I'm hearing, recently, that unless you have ever owned a gun that you are not qualified to talk about guns. In the same vein, to a lesser extent, many politicians and advocates on TV start or end their argument with "I own a gun". First of all, I wish more women participating in arguments about female reproductive health would end their statements with "...and I own a vagina". But, second, I don't understand what owning a gun has to do with this debate.
Does that mean only people who have had a disease are qualified to talk about it? Would you take treatment advice from someone who says "I've had the disease" but is not a doctor? Of course, it is more comforting to know that your doctor shares your pain, so you may feel more confidence if your doctor also suffers from a particular disease. But that, alone, does not qualify a person to give medical advice.
What does knowing how to use a gun, or owning a gun, have to do with gun control, which an aspect of epidemiological study?
In fact, I will argue here that, unless you understand how to conduct such epidemiological studies, you are not qualified to talk about gun control, even if you have ever owned a gun.
Why? Because science is done in a certain way that puts the burden of proof on the person trying to prove a point. This is called the null hypothesis. For example, if I want to argue that guns increase violence, I must start with the null hypothesis that guns do NOT increase violence. Unless I provide enough data that demonstrates more than a 95% likelihood that my results are not due to chance, I do not have enough evidence to rule out the null hypothesis.
Doctors, MPHs and scientists are also qualified in gathering data that represents the population- a very difficult task. We can understand this predicament, when we look at how polls were conducted during the last Presidential election. Polls that were done solely through landlines would ignore primarily cellphone users. So, outcomes of the polls would be skewed against young people.
Doctors, and MPH's have to account for these sorts of biases in epidemiological studies all the time. So it is natural, that people who have such a background be considered experts.
This is why President Obama's executive order for the medical community to study gun violence is so important. This is why NRA's effort to prevent doctors from gathering such data is so despicable.

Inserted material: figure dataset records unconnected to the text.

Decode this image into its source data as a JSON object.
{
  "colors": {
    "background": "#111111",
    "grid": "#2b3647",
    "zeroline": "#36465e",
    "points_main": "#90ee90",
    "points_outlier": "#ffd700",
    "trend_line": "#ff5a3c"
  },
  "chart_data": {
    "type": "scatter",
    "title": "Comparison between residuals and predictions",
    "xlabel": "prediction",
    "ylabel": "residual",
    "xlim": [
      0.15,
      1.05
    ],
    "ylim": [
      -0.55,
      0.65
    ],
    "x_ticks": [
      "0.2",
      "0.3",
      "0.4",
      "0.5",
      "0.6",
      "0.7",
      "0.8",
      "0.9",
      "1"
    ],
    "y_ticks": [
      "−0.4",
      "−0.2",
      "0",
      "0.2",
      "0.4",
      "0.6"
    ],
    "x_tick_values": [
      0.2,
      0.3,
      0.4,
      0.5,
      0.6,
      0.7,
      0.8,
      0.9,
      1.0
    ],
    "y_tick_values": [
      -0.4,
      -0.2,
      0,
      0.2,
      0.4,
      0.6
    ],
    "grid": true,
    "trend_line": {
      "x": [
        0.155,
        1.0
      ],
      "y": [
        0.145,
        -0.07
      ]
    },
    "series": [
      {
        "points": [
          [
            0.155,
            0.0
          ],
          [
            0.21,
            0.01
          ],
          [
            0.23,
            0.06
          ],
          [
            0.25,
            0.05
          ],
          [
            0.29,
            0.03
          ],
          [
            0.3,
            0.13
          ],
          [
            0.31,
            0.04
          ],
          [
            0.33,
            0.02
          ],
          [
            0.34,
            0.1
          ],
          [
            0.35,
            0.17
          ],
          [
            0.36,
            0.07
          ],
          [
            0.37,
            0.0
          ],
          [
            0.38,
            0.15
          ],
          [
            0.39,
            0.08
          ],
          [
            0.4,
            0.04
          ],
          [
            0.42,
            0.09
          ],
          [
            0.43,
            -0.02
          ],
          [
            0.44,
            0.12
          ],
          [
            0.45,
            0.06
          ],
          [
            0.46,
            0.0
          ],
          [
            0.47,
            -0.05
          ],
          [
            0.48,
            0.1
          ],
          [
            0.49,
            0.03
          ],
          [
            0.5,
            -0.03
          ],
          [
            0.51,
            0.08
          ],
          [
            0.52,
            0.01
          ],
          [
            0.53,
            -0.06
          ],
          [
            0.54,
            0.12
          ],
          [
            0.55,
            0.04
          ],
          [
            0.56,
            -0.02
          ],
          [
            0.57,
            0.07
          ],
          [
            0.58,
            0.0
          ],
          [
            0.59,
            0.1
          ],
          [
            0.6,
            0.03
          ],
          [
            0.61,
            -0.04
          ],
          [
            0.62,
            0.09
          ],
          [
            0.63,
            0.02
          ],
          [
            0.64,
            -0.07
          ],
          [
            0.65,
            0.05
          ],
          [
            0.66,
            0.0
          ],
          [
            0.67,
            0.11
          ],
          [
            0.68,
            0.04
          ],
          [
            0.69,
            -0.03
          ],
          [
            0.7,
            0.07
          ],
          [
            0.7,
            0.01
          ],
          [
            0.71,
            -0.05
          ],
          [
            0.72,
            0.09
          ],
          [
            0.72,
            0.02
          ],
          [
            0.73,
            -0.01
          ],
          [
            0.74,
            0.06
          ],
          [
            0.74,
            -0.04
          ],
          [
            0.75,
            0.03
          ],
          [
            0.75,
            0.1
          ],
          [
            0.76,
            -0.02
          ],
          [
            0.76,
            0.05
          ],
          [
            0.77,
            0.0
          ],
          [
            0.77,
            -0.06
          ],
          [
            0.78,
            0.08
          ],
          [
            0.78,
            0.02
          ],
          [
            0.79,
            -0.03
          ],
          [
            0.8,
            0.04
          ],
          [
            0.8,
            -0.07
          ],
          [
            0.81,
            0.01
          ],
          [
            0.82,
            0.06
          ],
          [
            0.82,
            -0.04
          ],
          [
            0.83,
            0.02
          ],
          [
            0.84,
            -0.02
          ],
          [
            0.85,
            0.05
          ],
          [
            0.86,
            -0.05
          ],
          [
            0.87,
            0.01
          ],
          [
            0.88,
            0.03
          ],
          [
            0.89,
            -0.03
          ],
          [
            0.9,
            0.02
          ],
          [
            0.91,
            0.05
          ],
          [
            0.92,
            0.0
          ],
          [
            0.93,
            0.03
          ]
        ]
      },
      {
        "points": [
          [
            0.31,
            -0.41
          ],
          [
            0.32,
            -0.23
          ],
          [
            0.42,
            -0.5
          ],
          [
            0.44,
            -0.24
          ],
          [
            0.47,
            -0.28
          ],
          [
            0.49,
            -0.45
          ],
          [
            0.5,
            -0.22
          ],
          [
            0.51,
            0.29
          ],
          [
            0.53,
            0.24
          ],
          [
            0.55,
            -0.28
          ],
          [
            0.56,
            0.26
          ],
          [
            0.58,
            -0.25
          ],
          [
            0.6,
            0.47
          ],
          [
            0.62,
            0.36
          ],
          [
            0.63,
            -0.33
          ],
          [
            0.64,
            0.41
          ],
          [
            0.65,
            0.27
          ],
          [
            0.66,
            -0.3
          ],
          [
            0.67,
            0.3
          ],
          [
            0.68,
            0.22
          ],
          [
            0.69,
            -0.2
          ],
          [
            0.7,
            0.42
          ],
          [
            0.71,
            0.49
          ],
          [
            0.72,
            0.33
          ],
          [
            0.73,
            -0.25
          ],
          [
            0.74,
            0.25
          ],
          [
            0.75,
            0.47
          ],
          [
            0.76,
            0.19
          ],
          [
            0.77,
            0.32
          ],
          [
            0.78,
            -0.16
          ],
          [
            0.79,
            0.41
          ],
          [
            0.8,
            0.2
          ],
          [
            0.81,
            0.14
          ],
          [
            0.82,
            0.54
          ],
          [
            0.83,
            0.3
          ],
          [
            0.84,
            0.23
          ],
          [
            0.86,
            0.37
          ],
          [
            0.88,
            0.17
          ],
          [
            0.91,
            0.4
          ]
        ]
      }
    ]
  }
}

This is why the most important piece of this argument is peer-reviewed scientific literature, including this study conducted in Australia by the respected journal Injury Prevention which concluded that:
Australia’s 1996 gun law reforms were followed by more than a decade free of fatal mass shootings, and accelerated declines in firearm deaths, particularly suicides. Total homicide rates followed the same pattern. Removing large numbers of rapid-firing firearms from civilians may be an effective way of reducing mass shootings, firearm homicides and firearm suicides.
Gun violence is a public health crisis. Show this study the same sort of respect that you show a doctor informing you on a medical condition.